The constitutional amendment that authorized the lottery contemplated allocations for preschools, but these allocations were made secondary to funding college scholarships. By the time the state Legislature got through broadening eligibility criteria for these scholarships this past session there won't be any money left over for pre-school in the foreseeable future per projections by the Tennessee Higher Education Commission. Ironically, Tennessee's lottery was supposed to be patterned after Georgia's where, in addition to college scholarships, lottery proceeds fund a universal preschool program open to all four-year-olds in the state.
Nor does the heralded federal "No Child Left Behind" law provide much impetus for strengthening the learning skills of disadvantaged preschoolers. Instead, its emphasis is on measuring the reading and math progress of students in grades three through eight.
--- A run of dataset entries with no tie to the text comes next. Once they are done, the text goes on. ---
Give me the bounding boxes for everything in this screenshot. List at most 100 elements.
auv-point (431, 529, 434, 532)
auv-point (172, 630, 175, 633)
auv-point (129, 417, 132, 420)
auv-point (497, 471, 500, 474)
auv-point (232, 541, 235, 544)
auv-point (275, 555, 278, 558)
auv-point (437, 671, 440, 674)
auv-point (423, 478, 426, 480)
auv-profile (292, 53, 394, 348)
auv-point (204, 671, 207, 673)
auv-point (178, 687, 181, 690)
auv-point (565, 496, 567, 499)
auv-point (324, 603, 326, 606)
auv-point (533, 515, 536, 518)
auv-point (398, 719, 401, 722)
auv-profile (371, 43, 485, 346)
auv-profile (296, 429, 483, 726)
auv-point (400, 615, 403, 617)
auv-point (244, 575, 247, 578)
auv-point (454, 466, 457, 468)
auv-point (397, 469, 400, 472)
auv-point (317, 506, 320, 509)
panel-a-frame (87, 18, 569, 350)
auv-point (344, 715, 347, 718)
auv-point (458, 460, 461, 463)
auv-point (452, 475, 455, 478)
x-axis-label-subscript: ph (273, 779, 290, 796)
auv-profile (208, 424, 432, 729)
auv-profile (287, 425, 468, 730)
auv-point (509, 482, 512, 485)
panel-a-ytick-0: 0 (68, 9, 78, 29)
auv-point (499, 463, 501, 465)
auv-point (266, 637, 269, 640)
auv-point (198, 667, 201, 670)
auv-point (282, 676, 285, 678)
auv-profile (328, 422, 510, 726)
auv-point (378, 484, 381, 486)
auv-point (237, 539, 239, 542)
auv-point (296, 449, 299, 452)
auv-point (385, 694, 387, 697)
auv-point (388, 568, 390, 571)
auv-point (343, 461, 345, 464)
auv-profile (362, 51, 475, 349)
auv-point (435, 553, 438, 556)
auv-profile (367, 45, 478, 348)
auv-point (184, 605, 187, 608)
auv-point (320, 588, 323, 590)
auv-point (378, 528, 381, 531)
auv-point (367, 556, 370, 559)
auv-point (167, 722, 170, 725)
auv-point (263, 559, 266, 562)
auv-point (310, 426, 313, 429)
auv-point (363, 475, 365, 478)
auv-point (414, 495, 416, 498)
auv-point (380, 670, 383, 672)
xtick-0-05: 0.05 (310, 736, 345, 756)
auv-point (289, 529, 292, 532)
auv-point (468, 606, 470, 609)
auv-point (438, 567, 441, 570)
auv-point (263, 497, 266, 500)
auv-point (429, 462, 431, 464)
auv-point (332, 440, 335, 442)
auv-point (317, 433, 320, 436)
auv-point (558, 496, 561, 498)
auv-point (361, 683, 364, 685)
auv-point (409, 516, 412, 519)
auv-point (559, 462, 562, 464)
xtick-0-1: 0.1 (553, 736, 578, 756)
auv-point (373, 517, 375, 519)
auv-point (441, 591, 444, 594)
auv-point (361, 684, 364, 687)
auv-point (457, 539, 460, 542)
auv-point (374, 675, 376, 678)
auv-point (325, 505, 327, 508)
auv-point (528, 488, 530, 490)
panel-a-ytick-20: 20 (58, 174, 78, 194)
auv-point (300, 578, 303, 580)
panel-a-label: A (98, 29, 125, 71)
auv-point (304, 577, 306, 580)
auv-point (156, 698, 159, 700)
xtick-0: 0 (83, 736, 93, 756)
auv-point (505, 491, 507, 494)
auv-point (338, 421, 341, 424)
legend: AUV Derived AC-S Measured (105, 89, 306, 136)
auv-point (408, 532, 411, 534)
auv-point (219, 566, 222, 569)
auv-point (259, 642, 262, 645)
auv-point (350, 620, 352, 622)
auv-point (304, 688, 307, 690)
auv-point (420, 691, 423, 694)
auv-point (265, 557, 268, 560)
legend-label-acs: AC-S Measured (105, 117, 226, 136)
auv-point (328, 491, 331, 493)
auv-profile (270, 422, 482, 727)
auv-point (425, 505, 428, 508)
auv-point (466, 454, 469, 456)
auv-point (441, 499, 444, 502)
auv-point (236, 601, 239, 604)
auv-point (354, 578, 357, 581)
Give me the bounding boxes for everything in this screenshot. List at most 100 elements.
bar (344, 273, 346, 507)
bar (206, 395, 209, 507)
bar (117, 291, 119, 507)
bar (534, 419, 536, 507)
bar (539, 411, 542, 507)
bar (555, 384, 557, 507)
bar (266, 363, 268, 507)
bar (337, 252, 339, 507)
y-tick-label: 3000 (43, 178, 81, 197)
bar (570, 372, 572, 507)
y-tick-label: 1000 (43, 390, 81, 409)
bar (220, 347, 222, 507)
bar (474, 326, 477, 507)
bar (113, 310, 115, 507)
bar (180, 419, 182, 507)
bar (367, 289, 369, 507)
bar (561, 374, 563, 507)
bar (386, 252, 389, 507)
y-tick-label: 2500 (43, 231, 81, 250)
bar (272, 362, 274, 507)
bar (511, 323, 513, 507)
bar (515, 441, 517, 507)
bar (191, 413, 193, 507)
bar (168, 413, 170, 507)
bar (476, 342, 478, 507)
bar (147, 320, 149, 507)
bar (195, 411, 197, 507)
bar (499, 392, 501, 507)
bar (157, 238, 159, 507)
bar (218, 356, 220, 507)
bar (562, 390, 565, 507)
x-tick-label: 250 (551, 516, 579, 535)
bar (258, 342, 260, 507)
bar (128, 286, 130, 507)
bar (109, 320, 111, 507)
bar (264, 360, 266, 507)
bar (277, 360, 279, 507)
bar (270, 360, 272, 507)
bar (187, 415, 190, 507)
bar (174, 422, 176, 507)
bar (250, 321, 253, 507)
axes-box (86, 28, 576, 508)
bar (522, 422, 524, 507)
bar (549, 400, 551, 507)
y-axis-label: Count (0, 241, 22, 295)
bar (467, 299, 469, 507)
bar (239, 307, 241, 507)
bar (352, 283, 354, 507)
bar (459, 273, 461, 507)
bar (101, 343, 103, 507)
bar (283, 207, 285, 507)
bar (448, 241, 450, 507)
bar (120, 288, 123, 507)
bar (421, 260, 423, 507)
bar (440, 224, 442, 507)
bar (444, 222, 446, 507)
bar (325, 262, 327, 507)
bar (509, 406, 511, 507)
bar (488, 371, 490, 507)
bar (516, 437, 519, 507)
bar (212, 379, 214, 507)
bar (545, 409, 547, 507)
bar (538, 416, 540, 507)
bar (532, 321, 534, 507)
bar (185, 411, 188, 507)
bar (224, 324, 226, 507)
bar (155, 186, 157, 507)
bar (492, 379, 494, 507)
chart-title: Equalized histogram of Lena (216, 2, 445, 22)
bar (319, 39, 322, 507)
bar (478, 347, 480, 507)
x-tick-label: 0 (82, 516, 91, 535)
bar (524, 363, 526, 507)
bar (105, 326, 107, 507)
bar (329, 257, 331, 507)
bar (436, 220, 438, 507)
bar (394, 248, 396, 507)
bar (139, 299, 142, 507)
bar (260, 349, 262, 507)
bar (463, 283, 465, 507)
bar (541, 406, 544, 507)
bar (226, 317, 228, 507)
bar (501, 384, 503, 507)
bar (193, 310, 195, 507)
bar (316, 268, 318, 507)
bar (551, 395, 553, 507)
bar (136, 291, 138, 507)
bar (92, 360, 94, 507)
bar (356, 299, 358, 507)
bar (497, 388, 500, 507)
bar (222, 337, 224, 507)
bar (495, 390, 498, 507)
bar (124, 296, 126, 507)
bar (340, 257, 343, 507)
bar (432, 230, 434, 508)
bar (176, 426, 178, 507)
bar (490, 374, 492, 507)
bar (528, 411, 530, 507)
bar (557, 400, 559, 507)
For schools that aren't making "adequate annual progress," per state-set standards, the law calls for remedial action.
But many education specialists believe that remediation at these grade levels comes too late to make up for deficiencies in many instances. "It would be a whole lot better it they were reached as three and four-year-olds rather than eight- or nine-year-olds," says Winstead.
Bushing laments that "Congress didn't really address pre-K in No Child Left Behind." She cites extensive research showing that "the only way you are going to get meaningful, sustainable improvements in a child's learning abilities is by reaching them early on. That window is closing at age three or four, and if you're going to make it happen, you've got to make it happen then. I've seen so many quality remedial programs that tried so hard but never got lasting results."